# Best range finder 250 dollar range



## singlesix (May 13, 2010)

I dont need a thousand yard range finder,or one that has the elevation feature. Im more interested in durability and something that may work for a couple of years. Tell me your opinions


----------



## bones44 (Jan 7, 2011)

I have a Leupold 650. Held it up side by side with several others and it was the best hands down for the money. Clear and quick. Holds up well to getting bounced around.


----------



## bar-d (Feb 3, 2010)

I have had a Bushnell for several years. Effective out to about 400 yds.


----------



## fr3db3ar (Aug 6, 2011)

I have a Leupold as well but can't remember the model off hand.

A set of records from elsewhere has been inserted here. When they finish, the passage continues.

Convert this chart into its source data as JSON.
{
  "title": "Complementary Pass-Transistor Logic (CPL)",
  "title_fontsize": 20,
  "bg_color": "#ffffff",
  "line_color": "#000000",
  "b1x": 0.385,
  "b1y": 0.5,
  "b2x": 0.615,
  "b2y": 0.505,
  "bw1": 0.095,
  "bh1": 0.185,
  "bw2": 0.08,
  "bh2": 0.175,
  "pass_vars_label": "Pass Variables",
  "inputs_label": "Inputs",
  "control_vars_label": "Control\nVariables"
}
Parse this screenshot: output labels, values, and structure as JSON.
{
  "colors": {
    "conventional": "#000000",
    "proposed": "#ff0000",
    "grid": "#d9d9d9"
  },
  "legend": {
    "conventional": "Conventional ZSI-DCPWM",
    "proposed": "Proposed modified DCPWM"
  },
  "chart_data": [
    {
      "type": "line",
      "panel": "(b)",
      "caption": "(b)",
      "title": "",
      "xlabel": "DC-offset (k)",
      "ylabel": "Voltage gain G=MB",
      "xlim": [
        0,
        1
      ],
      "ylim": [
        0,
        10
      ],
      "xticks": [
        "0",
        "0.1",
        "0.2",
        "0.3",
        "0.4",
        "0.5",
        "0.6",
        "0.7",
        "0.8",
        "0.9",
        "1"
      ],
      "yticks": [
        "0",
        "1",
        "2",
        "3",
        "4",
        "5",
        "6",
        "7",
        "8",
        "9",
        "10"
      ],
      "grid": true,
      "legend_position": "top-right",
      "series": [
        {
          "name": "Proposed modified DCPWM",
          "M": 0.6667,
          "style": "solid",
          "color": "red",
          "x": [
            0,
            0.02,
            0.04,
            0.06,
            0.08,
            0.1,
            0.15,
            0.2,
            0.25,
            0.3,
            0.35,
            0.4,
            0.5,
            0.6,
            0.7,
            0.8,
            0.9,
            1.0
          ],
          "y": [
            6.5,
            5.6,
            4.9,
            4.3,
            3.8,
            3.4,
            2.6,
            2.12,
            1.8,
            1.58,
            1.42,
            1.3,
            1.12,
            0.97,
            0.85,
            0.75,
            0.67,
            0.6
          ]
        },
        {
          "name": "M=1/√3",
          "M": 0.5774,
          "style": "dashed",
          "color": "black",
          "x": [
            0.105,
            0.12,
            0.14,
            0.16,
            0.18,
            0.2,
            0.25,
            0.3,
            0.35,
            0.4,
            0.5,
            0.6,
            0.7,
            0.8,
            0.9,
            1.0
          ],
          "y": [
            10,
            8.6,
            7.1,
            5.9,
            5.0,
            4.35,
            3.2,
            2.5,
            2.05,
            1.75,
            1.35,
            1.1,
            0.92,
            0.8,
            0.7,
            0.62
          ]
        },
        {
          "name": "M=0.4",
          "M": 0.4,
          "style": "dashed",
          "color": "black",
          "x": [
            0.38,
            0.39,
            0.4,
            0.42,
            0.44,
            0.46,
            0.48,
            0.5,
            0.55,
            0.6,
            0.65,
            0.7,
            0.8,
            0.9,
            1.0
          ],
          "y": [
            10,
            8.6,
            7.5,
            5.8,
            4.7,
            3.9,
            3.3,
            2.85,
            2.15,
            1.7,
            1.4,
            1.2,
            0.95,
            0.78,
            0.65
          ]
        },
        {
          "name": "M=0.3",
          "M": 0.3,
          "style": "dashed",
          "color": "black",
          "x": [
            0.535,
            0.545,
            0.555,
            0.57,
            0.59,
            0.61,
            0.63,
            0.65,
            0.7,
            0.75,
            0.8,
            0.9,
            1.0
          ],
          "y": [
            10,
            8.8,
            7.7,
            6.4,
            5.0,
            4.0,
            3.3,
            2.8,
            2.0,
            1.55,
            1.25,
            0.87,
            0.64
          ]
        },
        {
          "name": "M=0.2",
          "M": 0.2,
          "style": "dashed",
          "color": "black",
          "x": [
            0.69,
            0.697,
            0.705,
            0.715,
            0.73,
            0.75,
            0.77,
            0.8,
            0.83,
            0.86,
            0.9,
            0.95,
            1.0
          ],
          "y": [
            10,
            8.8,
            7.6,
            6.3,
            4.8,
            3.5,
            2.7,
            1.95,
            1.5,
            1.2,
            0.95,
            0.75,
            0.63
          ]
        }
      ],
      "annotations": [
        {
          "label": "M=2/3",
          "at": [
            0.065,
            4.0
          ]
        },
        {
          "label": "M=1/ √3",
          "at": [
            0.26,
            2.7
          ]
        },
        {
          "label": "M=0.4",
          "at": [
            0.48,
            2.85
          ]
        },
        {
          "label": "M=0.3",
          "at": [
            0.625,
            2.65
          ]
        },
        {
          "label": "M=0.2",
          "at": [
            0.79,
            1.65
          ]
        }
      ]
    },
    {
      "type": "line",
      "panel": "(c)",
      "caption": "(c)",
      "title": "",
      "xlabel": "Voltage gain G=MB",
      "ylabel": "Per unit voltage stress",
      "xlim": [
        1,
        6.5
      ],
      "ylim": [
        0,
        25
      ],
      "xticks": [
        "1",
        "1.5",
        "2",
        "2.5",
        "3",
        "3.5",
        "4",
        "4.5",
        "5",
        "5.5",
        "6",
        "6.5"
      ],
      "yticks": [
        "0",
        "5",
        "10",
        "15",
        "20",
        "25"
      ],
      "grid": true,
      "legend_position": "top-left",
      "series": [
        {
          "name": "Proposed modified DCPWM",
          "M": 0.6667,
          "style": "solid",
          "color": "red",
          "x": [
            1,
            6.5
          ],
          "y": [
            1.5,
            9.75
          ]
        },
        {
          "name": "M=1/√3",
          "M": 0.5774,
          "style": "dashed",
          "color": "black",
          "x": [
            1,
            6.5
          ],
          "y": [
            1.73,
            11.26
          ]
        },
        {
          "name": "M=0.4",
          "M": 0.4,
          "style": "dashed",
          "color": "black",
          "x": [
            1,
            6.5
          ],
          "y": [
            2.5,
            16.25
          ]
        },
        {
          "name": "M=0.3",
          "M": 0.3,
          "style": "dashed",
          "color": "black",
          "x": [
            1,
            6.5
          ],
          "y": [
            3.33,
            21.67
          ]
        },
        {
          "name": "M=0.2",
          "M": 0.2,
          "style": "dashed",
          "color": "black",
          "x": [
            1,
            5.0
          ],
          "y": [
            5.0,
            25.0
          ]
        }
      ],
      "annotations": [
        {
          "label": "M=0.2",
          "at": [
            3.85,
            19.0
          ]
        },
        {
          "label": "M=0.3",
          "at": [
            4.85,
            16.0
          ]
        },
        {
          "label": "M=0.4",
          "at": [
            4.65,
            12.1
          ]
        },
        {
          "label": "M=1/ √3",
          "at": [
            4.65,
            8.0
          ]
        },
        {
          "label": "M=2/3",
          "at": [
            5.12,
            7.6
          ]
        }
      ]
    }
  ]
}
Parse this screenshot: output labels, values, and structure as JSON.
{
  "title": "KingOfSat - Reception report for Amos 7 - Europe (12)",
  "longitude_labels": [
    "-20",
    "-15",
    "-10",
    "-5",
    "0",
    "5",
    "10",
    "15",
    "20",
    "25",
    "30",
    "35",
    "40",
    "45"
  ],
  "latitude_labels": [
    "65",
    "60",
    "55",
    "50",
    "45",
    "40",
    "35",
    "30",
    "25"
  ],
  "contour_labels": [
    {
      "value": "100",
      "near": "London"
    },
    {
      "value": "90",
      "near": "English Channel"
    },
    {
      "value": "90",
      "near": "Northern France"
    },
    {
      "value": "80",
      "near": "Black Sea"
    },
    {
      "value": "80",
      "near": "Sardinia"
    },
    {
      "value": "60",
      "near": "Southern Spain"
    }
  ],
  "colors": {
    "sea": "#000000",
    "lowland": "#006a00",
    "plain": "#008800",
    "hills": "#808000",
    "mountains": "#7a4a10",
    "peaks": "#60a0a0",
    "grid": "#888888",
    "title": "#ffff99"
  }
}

It had balistic compensation built into it as an option. So far I've only tested it out to 600 yards.


----------



## singlesix (May 13, 2010)

Thanks for the replys, Looks like the redfield is 169.00 at midway but i do not think thier is enough people that have tried them out to get a good review, i did see a couple of reviews on you tube for it. Looks like it might be ok. Iv heard good things about the leupolds and bushnells too. The wifes giving me a 1000 dollars for play money and i have to get bullets, new scope, bla bla bla, MAN TOYS, so im trying to go cheap on the range finder and put more money on the scope.


----------



## bones44 (Jan 7, 2011)

Wow, sounds like a cool wife ! Don't blame you on wanting a better scope. I'm looking to upgrade mine too for my Savage 12FV. Darn things will set you back pretty good. Good luck and have fun shopping...LOL


----------



## youngdon (Mar 10, 2010)

Check the reviews on cabelas and Bass Pro and any other site that sells them. You'll get a lot more input that way.


----------



## singlesix (May 13, 2010)

youngdon said:


> Check the reviews on cabelas and Bass Pro and any other site that sells them. You'll get a lot more input that way.


I did that before i posted this, just wanted to see what you guys think I TRUST YOU GUYS!!!!!!


----------